On Mon, Jun 28, 2004 at 09:21:04PM +0100, Andrew Pattison wrote:
> By default MySQL flushes keys to disk with every INSERT, hence the
> performance degredation with performing several single INSERTs one after the
> other. The following extract from the MySQL documentation hints at one way
> of changing this on a per-table basis:
> 
> a.. Declaring a MyISAM table with the DELAY_KEY_WRITE=1 table option makes
> index updates faster because they are not flushed to disk until the table is
> closed.
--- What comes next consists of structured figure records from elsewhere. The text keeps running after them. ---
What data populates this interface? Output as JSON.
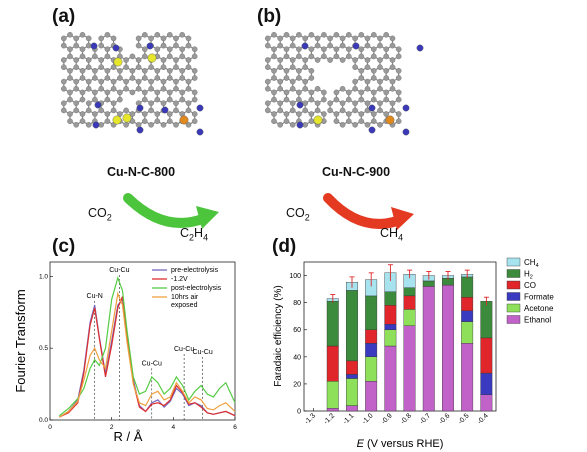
{
  "panels": {
    "a": {
      "label": "(a)",
      "caption": "Cu-N-C-800",
      "reaction_reactant": "CO2",
      "reaction_product": "C2H4"
    },
    "b": {
      "label": "(b)",
      "caption": "Cu-N-C-900",
      "reaction_reactant": "CO2",
      "reaction_product": "CH4"
    },
    "c": {
      "label": "(c)"
    },
    "d": {
      "label": "(d)"
    }
  },
  "colors": {
    "atom_c": "#9a9a9a",
    "atom_n": "#3a3ab8",
    "atom_s": "#e6e62a",
    "atom_cu": "#e08a1e",
    "arrow_a": "#4cc43c",
    "arrow_b": "#e43a22",
    "ch4": "#a6e3ee",
    "h2": "#3c8a3c",
    "co": "#e0262a",
    "formate": "#3a3ac0",
    "acetone": "#8ee05a",
    "ethanol": "#c062c8",
    "line_pre": "#7766bb",
    "line_12": "#dd2f2f",
    "line_post": "#55cc44",
    "line_air": "#f0a040"
  },
  "chart_data": [
    {
      "panel": "c",
      "type": "line",
      "xlabel": "R / Å",
      "ylabel": "Fourier Transform",
      "xlim": [
        0,
        6
      ],
      "ylim": [
        0,
        1.1
      ],
      "x_ticks": [
        "0",
        "2",
        "4",
        "6"
      ],
      "y_ticks": [
        "0.0",
        "0.5",
        "1.0"
      ],
      "legend_position": "top-right",
      "annotations": [
        "Cu-N",
        "Cu-Cu",
        "Cu-Cu",
        "Cu-Cu",
        "Cu-Cu"
      ],
      "x": [
        0.3,
        0.6,
        0.9,
        1.1,
        1.3,
        1.45,
        1.6,
        1.8,
        2.0,
        2.2,
        2.35,
        2.5,
        2.7,
        2.9,
        3.1,
        3.3,
        3.5,
        3.7,
        3.9,
        4.1,
        4.3,
        4.5,
        4.7,
        4.9,
        5.1,
        5.3,
        5.5,
        5.7,
        6.0
      ],
      "series": [
        {
          "name": "pre-electrolysis",
          "color_key": "line_pre",
          "values": [
            0.02,
            0.06,
            0.14,
            0.35,
            0.68,
            0.8,
            0.58,
            0.32,
            0.55,
            0.8,
            0.84,
            0.6,
            0.28,
            0.1,
            0.06,
            0.12,
            0.14,
            0.09,
            0.13,
            0.22,
            0.18,
            0.1,
            0.12,
            0.1,
            0.05,
            0.04,
            0.05,
            0.06,
            0.03
          ]
        },
        {
          "name": "-1.2V",
          "color_key": "line_12",
          "values": [
            0.02,
            0.05,
            0.12,
            0.33,
            0.66,
            0.78,
            0.57,
            0.3,
            0.52,
            0.78,
            0.86,
            0.58,
            0.26,
            0.09,
            0.06,
            0.11,
            0.12,
            0.1,
            0.14,
            0.24,
            0.19,
            0.11,
            0.12,
            0.09,
            0.05,
            0.04,
            0.05,
            0.06,
            0.03
          ]
        },
        {
          "name": "post-electrolysis",
          "color_key": "line_post",
          "values": [
            0.03,
            0.08,
            0.15,
            0.22,
            0.36,
            0.42,
            0.38,
            0.5,
            0.84,
            0.99,
            0.9,
            0.62,
            0.3,
            0.18,
            0.2,
            0.3,
            0.26,
            0.18,
            0.22,
            0.3,
            0.24,
            0.14,
            0.2,
            0.24,
            0.18,
            0.16,
            0.22,
            0.26,
            0.12
          ]
        },
        {
          "name": "10hrs air\nexposed",
          "color_key": "line_air",
          "values": [
            0.02,
            0.06,
            0.13,
            0.28,
            0.45,
            0.5,
            0.42,
            0.36,
            0.62,
            0.88,
            0.8,
            0.54,
            0.25,
            0.12,
            0.1,
            0.18,
            0.2,
            0.14,
            0.16,
            0.26,
            0.2,
            0.12,
            0.16,
            0.14,
            0.08,
            0.07,
            0.1,
            0.12,
            0.06
          ]
        }
      ]
    },
    {
      "panel": "d",
      "type": "bar",
      "stacked": true,
      "xlabel": "E (V versus RHE)",
      "ylabel": "Faradaic efficiency (%)",
      "ylim": [
        0,
        110
      ],
      "y_ticks": [
        "0",
        "20",
        "40",
        "60",
        "80",
        "100"
      ],
      "x_ticks": [
        "-1.3",
        "-1.2",
        "-1.1",
        "-1.0",
        "-0.9",
        "-0.8",
        "-0.7",
        "-0.6",
        "-0.5",
        "-0.4"
      ],
      "categories": [
        "-1.2",
        "-1.1",
        "-1.0",
        "-0.9",
        "-0.8",
        "-0.7",
        "-0.6",
        "-0.5",
        "-0.4"
      ],
      "legend_position": "right",
      "series": [
        {
          "name": "Ethanol",
          "color_key": "ethanol",
          "values": [
            2,
            4,
            22,
            48,
            63,
            92,
            93,
            50,
            12
          ]
        },
        {
          "name": "Acetone",
          "color_key": "acetone",
          "values": [
            20,
            20,
            18,
            12,
            12,
            0,
            0,
            16,
            0
          ]
        },
        {
          "name": "Formate",
          "color_key": "formate",
          "values": [
            0,
            3,
            10,
            4,
            0,
            0,
            0,
            8,
            16
          ]
        },
        {
          "name": "CO",
          "color_key": "co",
          "values": [
            26,
            10,
            10,
            14,
            10,
            0,
            0,
            10,
            26
          ]
        },
        {
          "name": "H2",
          "color_key": "h2",
          "values": [
            33,
            52,
            25,
            10,
            6,
            4,
            5,
            15,
            27
          ]
        },
        {
          "name": "CH4",
          "color_key": "ch4",
          "values": [
            2,
            6,
            12,
            14,
            10,
            4,
            2,
            2,
            0
          ]
        }
      ],
      "error": [
        3,
        4,
        5,
        6,
        3,
        3,
        3,
        3,
        3
      ]
    }
  ]
}
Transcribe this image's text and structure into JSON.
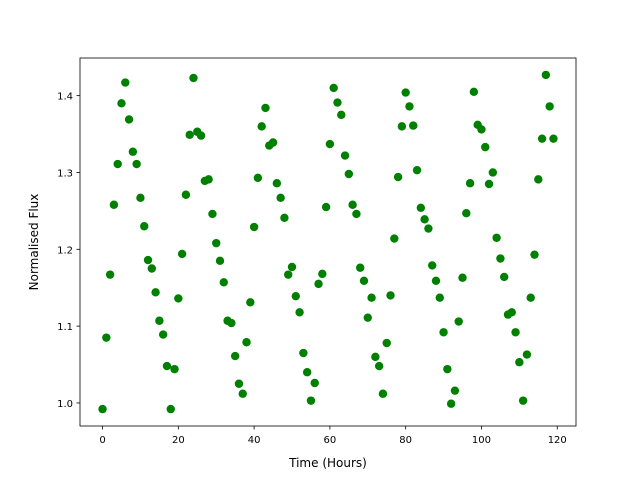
{
  "chart_data": {
    "type": "scatter",
    "xlabel": "Time (Hours)",
    "ylabel": "Normalised Flux",
    "color": "#008000",
    "grid": false,
    "xlim": [
      -5.95,
      124.95
    ],
    "xticks": [
      0,
      20,
      40,
      60,
      80,
      100,
      120
    ],
    "ylim": [
      0.97,
      1.449
    ],
    "yticks": [
      {
        "value": 1,
        "label": "1.0"
      },
      1.1,
      1.2,
      1.3,
      1.4
    ],
    "x": [
      0,
      1,
      2,
      3,
      4,
      5,
      6,
      7,
      8,
      9,
      10,
      11,
      12,
      13,
      14,
      15,
      16,
      17,
      18,
      19,
      20,
      21,
      22,
      23,
      24,
      25,
      26,
      27,
      28,
      29,
      30,
      31,
      32,
      33,
      34,
      35,
      36,
      37,
      38,
      39,
      40,
      41,
      42,
      43,
      44,
      45,
      46,
      47,
      48,
      49,
      50,
      51,
      52,
      53,
      54,
      55,
      56,
      57,
      58,
      59,
      60,
      61,
      62,
      63,
      64,
      65,
      66,
      67,
      68,
      69,
      70,
      71,
      72,
      73,
      74,
      75,
      76,
      77,
      78,
      79,
      80,
      81,
      82,
      83,
      84,
      85,
      86,
      87,
      88,
      89,
      90,
      91,
      92,
      93,
      94,
      95,
      96,
      97,
      98,
      99,
      100,
      101,
      102,
      103,
      104,
      105,
      106,
      107,
      108,
      109,
      110,
      111,
      112,
      113,
      114,
      115,
      116,
      117,
      118,
      119
    ],
    "y": [
      0.992,
      1.085,
      1.167,
      1.258,
      1.311,
      1.39,
      1.417,
      1.369,
      1.327,
      1.311,
      1.267,
      1.23,
      1.186,
      1.175,
      1.144,
      1.107,
      1.089,
      1.048,
      0.992,
      1.044,
      1.136,
      1.194,
      1.271,
      1.349,
      1.423,
      1.353,
      1.348,
      1.289,
      1.291,
      1.246,
      1.208,
      1.185,
      1.157,
      1.107,
      1.104,
      1.061,
      1.025,
      1.012,
      1.079,
      1.131,
      1.229,
      1.293,
      1.36,
      1.384,
      1.335,
      1.339,
      1.286,
      1.267,
      1.241,
      1.167,
      1.177,
      1.139,
      1.118,
      1.065,
      1.04,
      1.003,
      1.026,
      1.155,
      1.168,
      1.255,
      1.337,
      1.41,
      1.391,
      1.375,
      1.322,
      1.298,
      1.258,
      1.246,
      1.176,
      1.159,
      1.111,
      1.137,
      1.06,
      1.048,
      1.012,
      1.078,
      1.14,
      1.214,
      1.294,
      1.36,
      1.404,
      1.386,
      1.361,
      1.303,
      1.254,
      1.239,
      1.227,
      1.179,
      1.159,
      1.137,
      1.092,
      1.044,
      0.999,
      1.016,
      1.106,
      1.163,
      1.247,
      1.286,
      1.405,
      1.362,
      1.356,
      1.333,
      1.285,
      1.3,
      1.215,
      1.188,
      1.164,
      1.115,
      1.118,
      1.092,
      1.053,
      1.003,
      1.063,
      1.137,
      1.193,
      1.291,
      1.344,
      1.427,
      1.386,
      1.344
    ]
  }
}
The downside is that if something kills the server while such a
> table is open, you should ensure that they are okay by running the server
> with the --myisam-recover option, or by running myisamchk before restarting
> the server. (However, even in this case, you should not lose anything by
> using DELAY_KEY_WRITE, because the key information can always be generated
> from the data rows.)
> 
> There is also a way of getting MySQL to do "lazy writing" of indexes on a
> global basis but I couldn't find a quick reference to that.

Delayed Key Writes:

  http://dev.mysql.com/doc/mysql/en/CREATE_TABLE.html

Search that page for "delay" and you'll find it.

Jeremy
-- 
Jeremy D. Zawodny     |  Perl, Web, MySQL, Linux Magazine, Yahoo!